If some vendor such as Sequent had chosen not to devote that kind of
support to that particular ISV, that particular vendor might have
chosen not support PTX, and then Sequent would get locked out of
certain customers that might have chosen to use this particular
financial application.  (I use Sequent here only because I didn't want
to use the name of a currently active company; but the example applies
just as equally to SGI/Irix or HP/HPUX or Sun/Solaris.)

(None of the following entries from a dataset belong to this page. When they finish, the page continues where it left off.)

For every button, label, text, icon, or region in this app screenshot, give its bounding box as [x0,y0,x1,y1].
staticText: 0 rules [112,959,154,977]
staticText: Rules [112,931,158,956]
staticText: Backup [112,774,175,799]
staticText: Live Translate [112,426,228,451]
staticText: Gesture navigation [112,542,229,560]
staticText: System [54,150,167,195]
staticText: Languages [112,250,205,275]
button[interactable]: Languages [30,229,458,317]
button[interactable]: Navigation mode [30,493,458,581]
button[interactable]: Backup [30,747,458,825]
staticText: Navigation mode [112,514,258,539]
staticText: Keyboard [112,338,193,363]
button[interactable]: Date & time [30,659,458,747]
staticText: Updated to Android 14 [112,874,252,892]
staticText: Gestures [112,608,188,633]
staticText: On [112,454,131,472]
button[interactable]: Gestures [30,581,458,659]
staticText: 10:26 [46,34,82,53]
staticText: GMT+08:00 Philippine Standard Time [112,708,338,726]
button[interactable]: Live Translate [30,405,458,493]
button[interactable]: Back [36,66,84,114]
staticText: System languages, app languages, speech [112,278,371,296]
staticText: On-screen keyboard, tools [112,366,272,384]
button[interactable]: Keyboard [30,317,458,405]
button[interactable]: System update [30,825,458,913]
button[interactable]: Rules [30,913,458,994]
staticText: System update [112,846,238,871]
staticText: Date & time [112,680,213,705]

So the problem then with the UserLinux distribution concept is how do
you fund required investments which are necessary for that particular
distribution to succeed?  $1 million USD might pay for the necessary
engineering costs, but it will not pay for the ISV engagement
resources necessary to provide free hand-holding support to ISV's that
are used to getting that kind of support, and who are used to
companies coming to them on bended knee in order to convince that ISV
to port their application to Soliars, to AIX, to HPUX.  But if one of
the goals is to get an endorsement from application vendors, UserLinux
will have to provide a comperable level of support as what Sun might
give that particular ISV in order to support Solaris, for example.

However, if you have multiple competing "body shops" that are making a
small-but-manageable amount of profit to provide end-user customer
support, how do you fund the freebie support to the ISV's?  (And even
worse, what about the some of the more strategic, more desireable
ISV's that in some cases require free hardware or even seven figure
cash payments before they will entertain supporting UserLinux?)

It's an interesting problem.... but understanding some of these
constraints might allow folks to understand why the commercial Linux
distributions charge so much for their enterprise Linux products.